The proof is not correct. It is not necessarily true that $f(x', y') \leq essup_{x \in X}f(x, y')$ because $essup$ of a measurable function $g : X \to \mathbb{R}$ is defined as follows: $$essup_{x \in X}g(x) = \min\{c \in \overline{\mathbb{R}} : g(x) \leq c\text{ for a.e. }x \in X\}.$$
But the theorem is true if we assume $\mu$ and $\nu$ to be $\sigma$-finite, so that we can use Tonelli's theorem. Here is a proof:
Suppose $c \in \mathbb{R}$ and $essup_{x \in X}essup_{y \in Y}f(x, y) \leq c$. This means that there exists a null set $N \subset X$ such that for all $x \in X \setminus N$, $essup_{y \in Y}f(x, y) \leq c$. Thus for each $x \in X \setminus N$, there is a null set $N_x \subset Y$ such that $f(x, y) \leq c$ for all $y \in Y \setminus N_x$. Thus $f(x, y) \leq c$ for all $(x, y) \in S$, where $$S = \{(x, y) \in X \times Y : x \in X \setminus N, y \in Y \setminus N_x\}.$$ We have $$S^c = \{(x, y) \in X \times Y : x \in N \text{ or } y \in N_x\}$$ By Tonelli's theorem, $$(\mu \times \nu)(S^c) \leq (\mu \times \nu)(x \in N) + (\mu \times \nu)(y \in N_x) = \int_{N}\int_{Y}\,dy\,dx + \int_{X}\int_{N_x}\,dy\,dx = 0.$$ Thus $f(x, y) \leq c$ for a.e. $(x, y) \in X \times Y$, so $essup_{x \in X, y \in Y}f(x, y) \leq c$.

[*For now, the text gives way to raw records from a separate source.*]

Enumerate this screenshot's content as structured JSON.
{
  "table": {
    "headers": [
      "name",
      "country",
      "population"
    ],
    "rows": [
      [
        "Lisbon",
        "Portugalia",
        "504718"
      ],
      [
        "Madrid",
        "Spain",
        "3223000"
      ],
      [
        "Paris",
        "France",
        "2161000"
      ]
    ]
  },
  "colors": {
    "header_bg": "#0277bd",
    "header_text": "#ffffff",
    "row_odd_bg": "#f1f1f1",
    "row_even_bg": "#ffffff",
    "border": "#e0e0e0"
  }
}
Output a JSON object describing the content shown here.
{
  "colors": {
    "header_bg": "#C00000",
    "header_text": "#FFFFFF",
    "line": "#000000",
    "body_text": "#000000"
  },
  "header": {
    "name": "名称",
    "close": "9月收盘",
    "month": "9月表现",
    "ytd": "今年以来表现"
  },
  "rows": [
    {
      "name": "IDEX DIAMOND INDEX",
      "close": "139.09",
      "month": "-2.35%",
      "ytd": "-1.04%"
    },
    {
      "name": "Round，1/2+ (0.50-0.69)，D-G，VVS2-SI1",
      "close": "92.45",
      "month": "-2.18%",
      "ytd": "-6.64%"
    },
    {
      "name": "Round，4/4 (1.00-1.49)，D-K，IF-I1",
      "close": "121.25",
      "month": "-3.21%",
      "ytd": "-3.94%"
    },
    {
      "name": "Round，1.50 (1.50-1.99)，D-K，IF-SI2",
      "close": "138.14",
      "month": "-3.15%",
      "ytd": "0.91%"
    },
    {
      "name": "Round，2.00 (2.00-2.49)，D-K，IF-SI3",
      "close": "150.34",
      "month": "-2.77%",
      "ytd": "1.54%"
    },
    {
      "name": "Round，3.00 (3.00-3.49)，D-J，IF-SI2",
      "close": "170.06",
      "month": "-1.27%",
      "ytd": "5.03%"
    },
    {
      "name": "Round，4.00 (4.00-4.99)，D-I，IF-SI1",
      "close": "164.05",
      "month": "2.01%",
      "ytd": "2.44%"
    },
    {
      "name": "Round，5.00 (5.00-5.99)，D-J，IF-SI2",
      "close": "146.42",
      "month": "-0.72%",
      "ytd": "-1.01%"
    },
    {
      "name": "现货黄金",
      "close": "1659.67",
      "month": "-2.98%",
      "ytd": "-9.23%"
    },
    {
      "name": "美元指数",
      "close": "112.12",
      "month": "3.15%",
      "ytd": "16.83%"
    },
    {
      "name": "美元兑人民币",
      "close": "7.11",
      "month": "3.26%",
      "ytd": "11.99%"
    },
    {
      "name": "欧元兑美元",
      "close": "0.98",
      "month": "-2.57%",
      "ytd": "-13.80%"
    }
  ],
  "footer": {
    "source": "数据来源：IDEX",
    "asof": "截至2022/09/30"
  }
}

Conversely, suppose $essup_{x \in X, y \in Y}f(x, y) \leq c$. By changing $f$ on a null set, we can arrange that $\sup_{x \in X, y \in Y}f(x, y) \leq c$. Now it is clear that $essup_{x \in X}essup_{y \in Y}f(x, y) \leq c$. Note that here we use the fact that $essup_{x \in X}essup_{y \in Y}f(x, y)$ is unchanged if $f$ is changed on a null set. This can be proved using arguments similar in spirit to those of the previous paragraph.